Oturumda söz alan CHP’li Tarık Balyalı da Canan Kaftancıoğlu’nun 7 yıl öncesinde attığı tweet’ler nedeniyle aldığı cezayı eleştirerek konuşmasına başladı.
Balyalı, sadece bir takım dernek ve vakıflarla işbirliği yapılmasına karşı çıktıklarını dile getirirken, “Ülke hukuku geldiği açısından ibretlik. Sayın Canan Kaftancıoğlu, 31 Mart seçimlerinden hemen sonra 7 yıl önce atmış olduğu tweetler nedeniyle yaklaşık 10 ceza aldı. Yani hukuk düzeninin bu kadar siyasallaştığı dönemde bunları yaşıyor olmak hepimizin vicdanını sızlatıyor. CHP’nin bütün vakıflara ve derneklere karşıymış gibi bir algı yaratılmaya çalışılıyor.Böyle bir şey yok. Kamunun lehine iş yapmaya çalışan her vakıf ve dernekle kanunun kapsamında iş yapmaya hazırız. Bizim karşı olduğumuz şey; sadece bazı vakıf ve derneklerle belli işlerin yapılması. Oysa ki bu işler özellikle yurt meselesi İBB tarafından rahatlıkla yapılabilir. Bu harcamaların Bu vakıf ve dernekler üzerinden yapılmasına gerek yok. Israrla bundan farklı bir şey çıkarılmaya çalışılıyor. Önümüzdeki dönemde bu konuda vakıflarla iş birliği yapacağız” dedi.
Balyalı şunları kaydetti:
“Bu tartışma nerede başlıyor, Mevlüt Uysal’ın yalanlamış olduğu bir raporla başlıyor. Raporun ismi STk yurt ve okul raporu. Bu rapor Sözcü Gazetesi tarafından Çiğdem Toker’in yayınlamasıyla ülke gündemine girmiş oldu. Akabinde Mevlüt Uysal bu raporun varlığını reddeden bir açıklama yaptı. Aslında böyle bir rapor yoktur dedi. Rapor 2014-2018 yılları arasında yapılan çalışları anlatıyor. Toplamda 847 milyon liralık bir harcamadan söz ediliyor. Vakıf ve dernekler ile ilgili yapılan toplam harcama 308 milyon lira. Bunların içerisinde yapılan çok küçük miktar da olsa da nakit ödemeler rapor içerisinde gösteriliyordu. Bu rapor Sayın Başkanımız tarafından gündeme getirilerek kamuoyunda çok geniş yer buldu. Bunun üstüne açılan Çiğdem Toker ve şahsıma davalar açıldı. Hukuki süreç devam ediyor. Mevlüt Uysal ve o dönemin yönetimi o gün söyledikleri yalanın bir gün ortaya çıkacağının farkında olmadılar. Yalanlanan raporun aslında var olduğu bütün belgeleriyle bulundu. Onun içinde geçen harcamalar da doğrudur. Bugüne kadar iptal ettiğimiz protokoller aslında süresi sonlanmış olan dernek ve vakıfların protokolleri. Bunların hepsi yalan derken bir daha düşünün.”

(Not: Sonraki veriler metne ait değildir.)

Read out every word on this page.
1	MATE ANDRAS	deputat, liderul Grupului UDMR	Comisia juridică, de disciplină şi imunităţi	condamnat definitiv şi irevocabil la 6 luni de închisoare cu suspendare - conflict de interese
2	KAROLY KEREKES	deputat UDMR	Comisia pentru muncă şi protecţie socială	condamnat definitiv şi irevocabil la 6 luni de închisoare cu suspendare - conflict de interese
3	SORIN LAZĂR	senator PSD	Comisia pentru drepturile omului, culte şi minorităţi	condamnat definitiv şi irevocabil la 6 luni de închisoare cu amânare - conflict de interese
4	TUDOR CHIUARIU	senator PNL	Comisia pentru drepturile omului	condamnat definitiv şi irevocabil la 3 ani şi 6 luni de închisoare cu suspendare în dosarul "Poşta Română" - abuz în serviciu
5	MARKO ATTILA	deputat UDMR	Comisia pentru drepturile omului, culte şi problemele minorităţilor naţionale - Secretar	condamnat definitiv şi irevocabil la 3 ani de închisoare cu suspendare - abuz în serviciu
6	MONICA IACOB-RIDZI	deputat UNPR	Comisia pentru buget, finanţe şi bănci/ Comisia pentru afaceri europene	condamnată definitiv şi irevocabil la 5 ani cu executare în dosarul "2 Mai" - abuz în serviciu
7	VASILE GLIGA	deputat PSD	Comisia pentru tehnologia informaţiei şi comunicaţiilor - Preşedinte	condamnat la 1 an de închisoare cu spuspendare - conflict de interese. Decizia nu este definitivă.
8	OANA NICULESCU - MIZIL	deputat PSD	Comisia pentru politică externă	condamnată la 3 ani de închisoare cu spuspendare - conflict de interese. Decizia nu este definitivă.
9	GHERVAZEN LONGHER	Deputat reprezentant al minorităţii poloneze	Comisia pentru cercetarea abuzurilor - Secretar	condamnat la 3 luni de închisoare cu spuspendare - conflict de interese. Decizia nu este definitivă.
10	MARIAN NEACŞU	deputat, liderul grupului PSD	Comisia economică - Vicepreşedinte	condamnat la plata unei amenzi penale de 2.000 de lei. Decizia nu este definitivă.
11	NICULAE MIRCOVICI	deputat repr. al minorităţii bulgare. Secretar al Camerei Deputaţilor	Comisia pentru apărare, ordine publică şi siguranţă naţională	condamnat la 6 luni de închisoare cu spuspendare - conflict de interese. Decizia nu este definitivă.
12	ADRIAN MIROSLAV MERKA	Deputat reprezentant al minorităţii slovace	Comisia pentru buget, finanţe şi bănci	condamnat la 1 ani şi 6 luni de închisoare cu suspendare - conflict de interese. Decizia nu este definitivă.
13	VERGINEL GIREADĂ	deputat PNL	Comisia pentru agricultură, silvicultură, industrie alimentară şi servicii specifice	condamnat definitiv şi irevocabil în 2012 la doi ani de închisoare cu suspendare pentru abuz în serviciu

“İkin konu da araçlarla ilgili. 643 üst yöneticiye 1717 makam aracı meselesi nereden çıkı? Biz uydurmadık bunu. 2019 performans programında 1717 tane binek araç olduğu yazıyor. İnternette de var. 1717 tane binek araç olduğu belediyemizin 2019 performans programında yazıyor. Bu konuda dün genel sekreterimiz belli açıklama yaptı. Şimdi o araçlarla ilgili nedir söyleyelim ama bunun 15 dakika sonrasında hiçbiri akıllarda kalmayacak. Söz uçar yazı kalır. Ama dün Yenikapı’da sergilenen görüntü bu ülkenin tarihine kazınmıştır. Yenikapı’daki israf görüntüsünün arkasında elbette ki ihtiyaç dışı araçlar vardır. 730 tane bugün itibariyle kiralanan yerlere teslim edilmeye başlanacaktır. Peki bunu bir tek biz mi yaptık? Hayır. 31 Mart sürecinden başlamak üzere Nisan ve Mayıs aylarında biz görevi devralmadan önce 517 tane araç da kiralanan şirketlere iade edilmiştir. Umuyoruz onlar da israfın sona ermesi için yapılmıştır. Makam araçlarına bakıyorsanız belki o 517 aracın içindedir. Yine bir şey söylemek lazım, bu konuda yapılan incelemede elimizdeki ıslak imalı verilerle bilgilerin uyuşmadığını gördük. Bu konuda inceleme devam edecek. Yine 2 Haziran ile 20 Haziran arasında elimizde bulunan binek araçların sadece 339 tanesinden araç takip sistemine sinyal geldiğini, diğer hiçbirinden sinyal alınmadığını söylemek istiyoruz, burada da seçimden hemen öncesinde bir teknik arıza olduğunu düşünüyoruz. O konuda da açıklama yapılacaktır.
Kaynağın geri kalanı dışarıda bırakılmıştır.